What about ישועה, the name of the one whose coming we celebrate during these twelve days? The name has come to mean “salvation.” But the word is a contraction and it has a meaning that came about from the joining of two other words in Hebrew. They were words that might very well have been the cry of a mother as she suffered through the pains of childbirth in a Bethlehem stable.
It has been a long time, but I can still remember the sounds of labor from my experience from the ‘70s and ‘80s. Even with modern diagnostic equipment, even with modern pain-killing drugs and techniques, and even with a trained medical staff, I still heard labor-induced cries to God coming every corner, from every room of the labor and delivery unit of the hospitals where our sons were born. Before Erick was born — as Nan and I listened to one particular woman lift up her prayers — Nan instructed me that if she ever got to that point, I was to stick a wash rag in her mouth.
How much more difficult must the birth process have been in Bethlehem of 2,000 years ago. Surely Mary must have raised up a cry to God for help in getting her through that night for this was the most precarious moment in the lives of both mother and child. She must have cried out יהושועה! It is a combination of the Hebrew name for God — יהוה — and the Hebrew word for “help!” — שוע!
“Yahweh, help!” It is a cry made from pain. I am not as bad as my friend in Boston, but I do have a tendency toward sympathy pain. How curious to take on the back pain of labor. I can’t even imagine the intensity that leads expectant mothers to cry out in pain.
But pain isn’t limited to the experience of beginning life. For we experience many times of pain in life — both physical and psychic — and we are frequently driven to the cry, “Yahweh, help!”
Despite all of our attempts to control our world, it will not be controlled. We are plagued by disease. We suffer the separation from those we love. We fail. We don’t live up to the expectations that we make for ourselves or that others make for us. We are abused by people who are supposed to defend and protect us. We wonder if we are of any value.

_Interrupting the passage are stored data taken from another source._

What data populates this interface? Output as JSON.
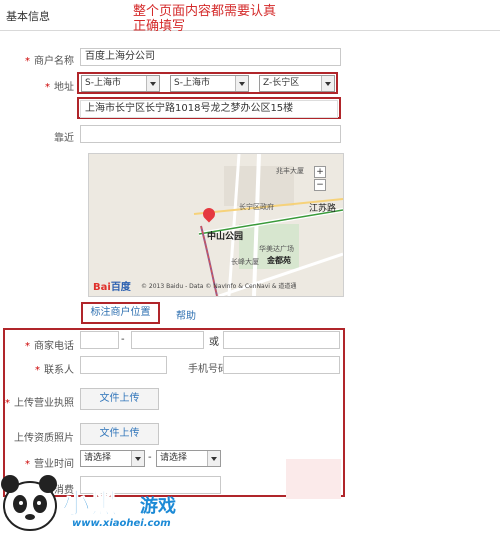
{
  "header": {
    "tab": "基本信息"
  },
  "notice": {
    "line1": "整个页面内容都需要认真",
    "line2": "正确填写"
  },
  "form": {
    "merchant_name": {
      "label": "商户名称",
      "value": "百度上海分公司"
    },
    "address": {
      "label": "地址",
      "province": "S-上海市",
      "city": "S-上海市",
      "district": "Z-长宁区",
      "detail": "上海市长宁区长宁路1018号龙之梦办公区15楼"
    },
    "nearby": {
      "label": "靠近",
      "value": ""
    },
    "mark_location_button": "标注商户位置",
    "help_link": "帮助",
    "phone": {
      "label": "商家电话",
      "dash": "-",
      "or": "或"
    },
    "contact": {
      "label": "联系人",
      "mobile_label": "手机号码"
    },
    "license": {
      "label": "上传营业执照",
      "button": "文件上传"
    },
    "qualification": {
      "label": "上传资质照片",
      "button": "文件上传"
    },
    "hours": {
      "label": "营业时间",
      "start": "请选择",
      "dash": "-",
      "end": "请选择"
    },
    "avg_price": {
      "label": "人均消费"
    }
  },
  "map": {
    "labels": {
      "zhaofeng": "兆丰大厦",
      "changning_gov": "长宁区政府",
      "jiangsu": "江苏路",
      "zhongshan": "中山公园",
      "huamei": "华美达广场",
      "changfeng": "长峰大厦",
      "jindu": "金都苑"
    },
    "zoom_in": "+",
    "zoom_out": "−",
    "copyright": "© 2013 Baidu - Data © NavInfo & CenNavi & 道道通",
    "brand": "Bai",
    "brand2": "百度"
  },
  "watermark": {
    "name": "小黑",
    "sub": "游戏",
    "url": "www.xiaohei.com"
  }
}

How do we deal with the pain? In many different ways, it seems to me. We all have our own ways of coping. Some of those ways are health and life-giving. Others: not so much. Some of us rely on friends and conversation. Some rely on physical activity to release the tension of their pain. Some try to find consolation in alcohol and drugs. Some try to work out the pain in the privacy of their own heart and mind. Some seek professional counseling.
As helpful as some of those techniques might be, Mothers, understand Mary’s cry. Mothers understand how the pain can drive one to the cry יהושועה! “Yahweh, help!”
The beauty of the Christmas season is that it reminds us how help has come, how salvation has come — in the name of Jesus. Isaiah’s prophecy is filled with names for this promised one: Wonderful Counselor, Mighty God, Eternal Father, Prince of Peace? But the name given to Mary by the angel is such a good name — even given its development: יהושועה, ישועה, ΄Ιησους, Jesus.
- This is the name that identifies the Savior who was sent by God to teach something about the kind of focus that our lives ought to take — a focus on the kind of love that seeks justice for all people.
- This is the name that identifies the Savior who was sent by God to defeat all the forces of evil that pervade our world.
- This is the name that identifies the Savior who was sent by God to suffer the death that we deserve because of God’s desire that we remain God’s people for all eternity
- This is the name, Jesus, given to Mary and Joseph by the angel because it is the name borne by the one sent by God in answer to all our prayers for help.
Because of all that God has done for us through the presence in our world of the one who bore that name, we respond according to the instruction of Paul in his letter to the Philippians, “that at the name of Jesus every knee should bow . . . and every tongue confess that Jesus Christ is Lord, to the glory of God the Father.” Amen.